The printed results are following:

x0 = -1.0000000000000000000000000000000000000000000
y0 = -1.0000000000000000000000000000000000000000000
f(x0, y0) = -0.12500000000000000000000000000000000000000000
g(x0, y0) = -0.12500000000000000000000000000000000000000000
x1 = -1.0024422735346358792184724689165186500888099
y1 = -1.0059946714031971580817051509769094138543517
f(x1, y1) = 0.048583106252741437695070286532161290853457141
g(x1, y1) = 0.035005003661522385716279832064793355617823982
x2 = -1.0020504863163137765771033606257451944731308
y2 = -1.0047357187454832971083384658776119569301797
f(x2, y2) = 0.0032718331735723517740747794193782531073714280
g(x2, y2) = 0.0013588050706032233978301227450805778637631180
x3 = -1.0020413711644051490584615403424219543507335
y3 = -1.0046329944054482289164004688385874135513553
f(x3, y3) = 0.000019403097353192714808877039288506402587269048
g(x3, y3) = 2.0763587244920856969768249854671070482986312e-6
x4 = -1.0020414289196482740462473476044443285649078
y4 = -1.0046323504589185162361046727090015558601915
f(x4, y4) = 7.5595118968724701695743900080517263081615759e-10
g(x4, y4) = 8.1922112283336376999011329830106254188700964e-11
x5 = -1.0020414289218795422093499868226092493754357
y5 = -1.0046323504338328451030885177269370761065741
f(x5, y5) = 1.1471443918740692095841154251012109118025975e-18
g(x5, y5) = 1.2374987496689888382750646154304742963132461e-19
x6 = -1.0020414289218795422127464111069351864618923
y6 = -1.0046323504338328450650188283625352002492464
f(x6, y6) = 2.6419634883773767349590310873145265485723181e-36
g(x6, y6) = 2.8548246676615458259051746549294473950928253e-37
x7 = -1.0020414289218795422127464111069351864697057
y7 = -1.0046323504338328450650188283625352001615711
f(x7, y7) = -5.6051938572992682836949183331596645251210478e-45
g(x7, y7) = 1.4538471567369977110833694426632879862032718e-44
x8 = -1.0020414289218795422127464111069351864697057
y8 = -1.0046323504338328450650188283625352001615711
f(x8, y8) = -5.6051938572992682836949183331596645251210478e-45
g(x8, y8) = 1.4538471567369977110833694426632879862032718e-44

The value $(x_7,y_7)$ is kept at the next iteration step.

Answer 2

By performing the contour plot for some truncated approximations, we can infer for which the NR algorithm will work.
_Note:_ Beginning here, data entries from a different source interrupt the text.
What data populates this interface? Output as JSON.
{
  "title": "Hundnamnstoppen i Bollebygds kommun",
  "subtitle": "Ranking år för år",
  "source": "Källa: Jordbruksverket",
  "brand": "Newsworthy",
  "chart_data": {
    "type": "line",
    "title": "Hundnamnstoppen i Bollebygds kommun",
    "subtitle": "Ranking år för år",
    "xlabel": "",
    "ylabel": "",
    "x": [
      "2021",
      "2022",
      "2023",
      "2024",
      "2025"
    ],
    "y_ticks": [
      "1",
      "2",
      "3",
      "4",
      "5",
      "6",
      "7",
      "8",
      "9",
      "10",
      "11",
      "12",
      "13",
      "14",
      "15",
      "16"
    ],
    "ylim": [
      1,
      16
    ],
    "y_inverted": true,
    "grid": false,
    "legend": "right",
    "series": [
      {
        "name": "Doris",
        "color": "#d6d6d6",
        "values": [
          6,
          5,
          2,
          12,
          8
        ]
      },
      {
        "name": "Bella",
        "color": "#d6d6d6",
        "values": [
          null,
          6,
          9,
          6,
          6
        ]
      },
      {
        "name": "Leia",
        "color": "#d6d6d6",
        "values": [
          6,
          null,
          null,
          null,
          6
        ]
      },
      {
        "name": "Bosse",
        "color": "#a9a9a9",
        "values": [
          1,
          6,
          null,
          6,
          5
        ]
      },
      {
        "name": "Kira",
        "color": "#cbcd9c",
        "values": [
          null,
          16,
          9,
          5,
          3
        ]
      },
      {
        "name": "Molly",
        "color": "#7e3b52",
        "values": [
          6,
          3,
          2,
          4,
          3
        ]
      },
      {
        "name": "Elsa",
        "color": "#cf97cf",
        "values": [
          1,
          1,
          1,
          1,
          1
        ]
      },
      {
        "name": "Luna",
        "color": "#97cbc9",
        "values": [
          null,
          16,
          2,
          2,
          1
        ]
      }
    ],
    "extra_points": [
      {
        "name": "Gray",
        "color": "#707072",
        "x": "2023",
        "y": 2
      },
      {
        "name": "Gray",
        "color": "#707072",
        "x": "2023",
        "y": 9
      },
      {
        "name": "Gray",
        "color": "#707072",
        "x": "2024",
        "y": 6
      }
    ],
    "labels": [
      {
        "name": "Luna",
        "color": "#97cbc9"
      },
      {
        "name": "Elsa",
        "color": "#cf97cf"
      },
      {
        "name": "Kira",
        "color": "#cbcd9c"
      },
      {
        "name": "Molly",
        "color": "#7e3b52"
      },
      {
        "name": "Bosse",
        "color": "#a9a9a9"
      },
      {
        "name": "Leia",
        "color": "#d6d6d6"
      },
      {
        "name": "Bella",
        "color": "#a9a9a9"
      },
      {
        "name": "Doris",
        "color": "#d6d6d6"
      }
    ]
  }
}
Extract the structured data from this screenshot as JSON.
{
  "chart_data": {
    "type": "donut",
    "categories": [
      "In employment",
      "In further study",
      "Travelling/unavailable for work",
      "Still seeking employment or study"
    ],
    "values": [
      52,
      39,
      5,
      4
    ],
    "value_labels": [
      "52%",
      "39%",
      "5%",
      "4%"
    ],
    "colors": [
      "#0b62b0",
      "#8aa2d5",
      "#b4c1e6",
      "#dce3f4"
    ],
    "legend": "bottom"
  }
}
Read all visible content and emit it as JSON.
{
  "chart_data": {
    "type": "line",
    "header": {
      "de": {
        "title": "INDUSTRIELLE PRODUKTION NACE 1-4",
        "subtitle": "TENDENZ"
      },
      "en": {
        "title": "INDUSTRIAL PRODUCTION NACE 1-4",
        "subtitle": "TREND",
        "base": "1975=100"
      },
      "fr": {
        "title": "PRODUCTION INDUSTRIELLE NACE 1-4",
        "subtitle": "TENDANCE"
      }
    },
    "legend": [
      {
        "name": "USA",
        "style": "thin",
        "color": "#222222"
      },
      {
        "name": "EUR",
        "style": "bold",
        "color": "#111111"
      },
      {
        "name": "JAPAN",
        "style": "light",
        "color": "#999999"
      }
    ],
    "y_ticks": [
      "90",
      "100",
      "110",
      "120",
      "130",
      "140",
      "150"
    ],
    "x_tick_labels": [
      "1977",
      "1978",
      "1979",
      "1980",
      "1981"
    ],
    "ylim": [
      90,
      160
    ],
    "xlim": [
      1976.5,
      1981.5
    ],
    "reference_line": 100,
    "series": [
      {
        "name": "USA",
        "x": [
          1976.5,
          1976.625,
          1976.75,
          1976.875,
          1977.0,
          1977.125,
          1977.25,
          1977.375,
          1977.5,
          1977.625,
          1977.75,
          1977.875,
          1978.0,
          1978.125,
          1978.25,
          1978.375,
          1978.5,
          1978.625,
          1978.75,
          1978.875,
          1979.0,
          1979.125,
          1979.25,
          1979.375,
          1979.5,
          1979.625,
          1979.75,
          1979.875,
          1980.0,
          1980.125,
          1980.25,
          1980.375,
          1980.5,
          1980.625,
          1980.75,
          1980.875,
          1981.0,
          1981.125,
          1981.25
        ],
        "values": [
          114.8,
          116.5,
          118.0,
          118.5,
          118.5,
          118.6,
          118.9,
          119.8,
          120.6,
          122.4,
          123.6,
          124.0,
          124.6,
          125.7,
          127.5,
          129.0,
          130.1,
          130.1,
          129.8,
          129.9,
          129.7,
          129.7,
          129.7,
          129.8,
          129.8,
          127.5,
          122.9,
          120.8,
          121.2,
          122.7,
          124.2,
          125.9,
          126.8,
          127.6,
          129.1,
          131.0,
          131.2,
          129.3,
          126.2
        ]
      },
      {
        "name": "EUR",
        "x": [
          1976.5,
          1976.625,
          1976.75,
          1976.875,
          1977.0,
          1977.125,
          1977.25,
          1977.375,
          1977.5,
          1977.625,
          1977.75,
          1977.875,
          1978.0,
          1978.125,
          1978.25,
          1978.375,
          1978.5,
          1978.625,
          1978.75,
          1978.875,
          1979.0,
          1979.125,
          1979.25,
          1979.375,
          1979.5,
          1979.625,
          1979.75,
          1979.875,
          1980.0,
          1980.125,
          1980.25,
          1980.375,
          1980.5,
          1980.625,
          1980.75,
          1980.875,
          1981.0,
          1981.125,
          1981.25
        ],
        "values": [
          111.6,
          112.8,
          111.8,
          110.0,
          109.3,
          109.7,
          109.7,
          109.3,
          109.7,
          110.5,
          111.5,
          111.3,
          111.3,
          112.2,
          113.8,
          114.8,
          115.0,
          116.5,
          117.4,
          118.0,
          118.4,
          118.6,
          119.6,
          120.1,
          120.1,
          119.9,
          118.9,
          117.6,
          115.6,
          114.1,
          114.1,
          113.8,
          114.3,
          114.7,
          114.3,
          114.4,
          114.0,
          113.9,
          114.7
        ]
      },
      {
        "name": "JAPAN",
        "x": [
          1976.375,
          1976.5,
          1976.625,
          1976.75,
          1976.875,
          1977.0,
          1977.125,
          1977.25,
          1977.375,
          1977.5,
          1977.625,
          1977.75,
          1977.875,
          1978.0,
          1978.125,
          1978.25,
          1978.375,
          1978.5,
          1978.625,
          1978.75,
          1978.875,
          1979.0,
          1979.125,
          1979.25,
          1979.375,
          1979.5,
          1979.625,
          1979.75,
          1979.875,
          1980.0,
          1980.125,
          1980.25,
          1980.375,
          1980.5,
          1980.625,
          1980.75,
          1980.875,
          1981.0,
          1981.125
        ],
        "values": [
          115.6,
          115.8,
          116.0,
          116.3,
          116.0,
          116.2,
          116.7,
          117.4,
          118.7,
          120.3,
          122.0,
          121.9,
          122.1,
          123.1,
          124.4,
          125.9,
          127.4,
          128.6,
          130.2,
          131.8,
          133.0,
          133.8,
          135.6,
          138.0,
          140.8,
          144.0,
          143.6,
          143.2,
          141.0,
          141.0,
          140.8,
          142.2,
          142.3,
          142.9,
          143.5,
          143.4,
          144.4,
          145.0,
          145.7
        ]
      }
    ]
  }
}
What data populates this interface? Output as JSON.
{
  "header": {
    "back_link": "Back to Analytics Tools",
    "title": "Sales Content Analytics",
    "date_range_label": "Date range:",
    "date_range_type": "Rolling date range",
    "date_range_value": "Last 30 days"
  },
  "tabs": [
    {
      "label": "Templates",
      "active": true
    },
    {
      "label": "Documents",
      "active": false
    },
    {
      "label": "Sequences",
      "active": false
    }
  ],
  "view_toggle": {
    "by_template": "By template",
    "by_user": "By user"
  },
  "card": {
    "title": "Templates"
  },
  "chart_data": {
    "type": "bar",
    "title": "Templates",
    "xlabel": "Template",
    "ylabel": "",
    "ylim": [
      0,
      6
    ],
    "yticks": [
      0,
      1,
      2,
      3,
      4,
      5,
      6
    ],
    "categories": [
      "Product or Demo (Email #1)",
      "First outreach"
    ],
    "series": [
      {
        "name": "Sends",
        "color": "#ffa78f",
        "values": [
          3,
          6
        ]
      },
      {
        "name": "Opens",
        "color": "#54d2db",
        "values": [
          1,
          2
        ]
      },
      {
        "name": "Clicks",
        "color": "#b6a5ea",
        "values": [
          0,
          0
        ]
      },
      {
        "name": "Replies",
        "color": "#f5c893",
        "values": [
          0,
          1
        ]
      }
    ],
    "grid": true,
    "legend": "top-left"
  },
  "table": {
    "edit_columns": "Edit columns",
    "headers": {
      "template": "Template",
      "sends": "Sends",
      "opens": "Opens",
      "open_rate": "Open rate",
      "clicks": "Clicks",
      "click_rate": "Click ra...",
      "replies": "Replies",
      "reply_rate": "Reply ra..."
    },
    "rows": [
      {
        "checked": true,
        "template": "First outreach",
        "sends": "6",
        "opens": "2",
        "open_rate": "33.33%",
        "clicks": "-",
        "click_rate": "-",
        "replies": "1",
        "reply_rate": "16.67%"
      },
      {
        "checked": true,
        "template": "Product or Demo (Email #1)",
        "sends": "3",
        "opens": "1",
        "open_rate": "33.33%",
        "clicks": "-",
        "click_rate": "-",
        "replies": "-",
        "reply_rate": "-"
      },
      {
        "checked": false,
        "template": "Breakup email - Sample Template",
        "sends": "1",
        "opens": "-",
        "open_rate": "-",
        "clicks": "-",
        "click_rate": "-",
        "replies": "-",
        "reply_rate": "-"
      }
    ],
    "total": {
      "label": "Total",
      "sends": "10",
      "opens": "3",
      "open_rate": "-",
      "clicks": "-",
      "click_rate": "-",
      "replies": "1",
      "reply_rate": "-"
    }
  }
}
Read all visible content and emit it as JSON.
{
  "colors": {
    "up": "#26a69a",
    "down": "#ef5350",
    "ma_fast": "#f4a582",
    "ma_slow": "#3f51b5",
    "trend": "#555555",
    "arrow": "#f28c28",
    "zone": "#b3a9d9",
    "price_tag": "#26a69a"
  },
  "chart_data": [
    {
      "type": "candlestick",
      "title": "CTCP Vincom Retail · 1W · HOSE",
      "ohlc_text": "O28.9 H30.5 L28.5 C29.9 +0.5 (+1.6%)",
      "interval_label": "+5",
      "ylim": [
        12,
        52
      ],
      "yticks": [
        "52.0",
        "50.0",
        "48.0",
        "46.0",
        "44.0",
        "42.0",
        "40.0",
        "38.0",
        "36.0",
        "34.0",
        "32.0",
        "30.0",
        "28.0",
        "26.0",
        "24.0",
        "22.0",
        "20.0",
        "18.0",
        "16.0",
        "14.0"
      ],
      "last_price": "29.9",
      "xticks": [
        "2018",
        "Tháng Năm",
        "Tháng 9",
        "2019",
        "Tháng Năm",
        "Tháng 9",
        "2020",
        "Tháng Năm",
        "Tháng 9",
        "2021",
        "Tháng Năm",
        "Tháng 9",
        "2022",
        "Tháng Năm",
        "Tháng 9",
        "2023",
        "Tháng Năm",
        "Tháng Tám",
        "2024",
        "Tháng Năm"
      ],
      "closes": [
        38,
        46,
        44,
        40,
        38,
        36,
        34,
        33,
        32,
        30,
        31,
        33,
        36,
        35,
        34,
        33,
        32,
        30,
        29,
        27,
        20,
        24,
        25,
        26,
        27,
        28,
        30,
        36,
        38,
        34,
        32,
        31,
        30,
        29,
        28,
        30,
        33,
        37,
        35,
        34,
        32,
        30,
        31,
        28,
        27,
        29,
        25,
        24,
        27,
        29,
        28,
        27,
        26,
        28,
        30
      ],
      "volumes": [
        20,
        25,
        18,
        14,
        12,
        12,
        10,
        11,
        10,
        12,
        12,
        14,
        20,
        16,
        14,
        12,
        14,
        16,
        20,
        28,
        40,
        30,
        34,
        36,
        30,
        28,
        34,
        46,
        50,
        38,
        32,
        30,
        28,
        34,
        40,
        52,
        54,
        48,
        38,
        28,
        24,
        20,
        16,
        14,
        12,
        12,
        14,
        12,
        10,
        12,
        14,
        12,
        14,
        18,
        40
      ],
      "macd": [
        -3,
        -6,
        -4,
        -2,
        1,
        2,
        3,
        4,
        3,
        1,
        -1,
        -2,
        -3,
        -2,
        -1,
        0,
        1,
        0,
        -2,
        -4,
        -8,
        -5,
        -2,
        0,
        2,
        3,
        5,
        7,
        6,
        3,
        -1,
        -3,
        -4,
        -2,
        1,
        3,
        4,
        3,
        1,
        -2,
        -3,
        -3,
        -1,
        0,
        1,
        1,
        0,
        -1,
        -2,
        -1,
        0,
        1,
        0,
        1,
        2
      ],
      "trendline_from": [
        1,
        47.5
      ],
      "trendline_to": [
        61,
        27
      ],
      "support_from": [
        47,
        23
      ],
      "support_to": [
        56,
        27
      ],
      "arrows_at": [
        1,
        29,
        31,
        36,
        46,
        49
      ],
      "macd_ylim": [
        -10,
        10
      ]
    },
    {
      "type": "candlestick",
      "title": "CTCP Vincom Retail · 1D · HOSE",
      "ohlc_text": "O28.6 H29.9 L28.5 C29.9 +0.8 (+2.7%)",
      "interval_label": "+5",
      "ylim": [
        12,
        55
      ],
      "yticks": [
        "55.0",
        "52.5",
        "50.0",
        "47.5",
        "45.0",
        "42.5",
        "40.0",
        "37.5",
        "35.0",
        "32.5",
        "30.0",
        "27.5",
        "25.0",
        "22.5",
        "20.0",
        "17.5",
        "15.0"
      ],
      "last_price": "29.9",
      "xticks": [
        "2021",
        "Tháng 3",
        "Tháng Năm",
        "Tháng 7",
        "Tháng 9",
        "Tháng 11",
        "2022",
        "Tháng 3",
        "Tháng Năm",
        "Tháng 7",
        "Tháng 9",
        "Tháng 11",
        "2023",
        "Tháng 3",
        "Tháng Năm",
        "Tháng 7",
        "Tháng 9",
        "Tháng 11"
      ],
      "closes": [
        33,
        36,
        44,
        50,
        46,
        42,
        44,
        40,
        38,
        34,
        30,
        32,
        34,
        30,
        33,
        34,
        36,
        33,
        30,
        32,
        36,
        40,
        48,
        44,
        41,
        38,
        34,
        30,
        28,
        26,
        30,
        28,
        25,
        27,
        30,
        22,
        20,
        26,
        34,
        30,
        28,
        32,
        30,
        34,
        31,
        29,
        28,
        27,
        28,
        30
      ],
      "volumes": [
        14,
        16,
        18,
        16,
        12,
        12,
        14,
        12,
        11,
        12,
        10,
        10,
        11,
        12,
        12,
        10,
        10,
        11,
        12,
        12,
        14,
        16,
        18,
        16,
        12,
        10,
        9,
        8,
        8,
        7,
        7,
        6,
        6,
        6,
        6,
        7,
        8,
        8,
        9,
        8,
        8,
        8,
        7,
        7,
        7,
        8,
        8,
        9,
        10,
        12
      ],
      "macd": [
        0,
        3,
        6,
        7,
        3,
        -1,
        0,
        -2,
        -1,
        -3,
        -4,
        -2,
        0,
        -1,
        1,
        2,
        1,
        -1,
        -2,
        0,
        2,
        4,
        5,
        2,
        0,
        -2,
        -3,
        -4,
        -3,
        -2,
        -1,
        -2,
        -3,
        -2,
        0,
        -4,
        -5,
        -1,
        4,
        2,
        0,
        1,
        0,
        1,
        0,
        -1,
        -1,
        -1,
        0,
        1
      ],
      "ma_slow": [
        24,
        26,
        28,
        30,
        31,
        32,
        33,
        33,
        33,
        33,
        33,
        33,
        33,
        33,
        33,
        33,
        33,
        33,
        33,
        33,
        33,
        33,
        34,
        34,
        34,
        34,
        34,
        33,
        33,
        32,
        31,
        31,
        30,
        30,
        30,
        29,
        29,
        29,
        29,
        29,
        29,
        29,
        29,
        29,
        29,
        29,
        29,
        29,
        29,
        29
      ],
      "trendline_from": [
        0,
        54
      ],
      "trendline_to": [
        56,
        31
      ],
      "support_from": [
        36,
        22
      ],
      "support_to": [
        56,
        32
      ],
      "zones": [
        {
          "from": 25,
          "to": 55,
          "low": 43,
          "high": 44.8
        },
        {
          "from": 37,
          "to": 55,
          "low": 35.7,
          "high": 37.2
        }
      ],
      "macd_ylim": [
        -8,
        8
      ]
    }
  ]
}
$$ \cases{ x + \frac{y^9}{3}+\frac{x^{243}}{9}=0 \\ y + \frac{x^{27}}{3}+\frac{y^{243}}{9}=0 \\ } $$

Here NR works with one solution.

$$ \cases{ x + \frac{y^9}{3}+\frac{x^{243}}{9} + \frac{y^{2187}}{27}=0 \\ y + \frac{x^{27}}{3}+\frac{y^{243}}{9} + \frac{x^{6561}}{27}=0 \\ } $$

Here NR succeeds with three solutions

$$ \cases{ x + \frac{y^9}{3}+\frac{x^{243}}{9} + \frac{y^{2187}}{27}+\frac{x^{59049}}{81}=0 \\ y + \frac{x^{27}}{3}+\frac{y^{243}}{9} + \frac{x^{6561}}{27}+\frac{y^{59049}}{81}=0 \\ } $$

Here NR only gives one solution. The two contours only cross one time.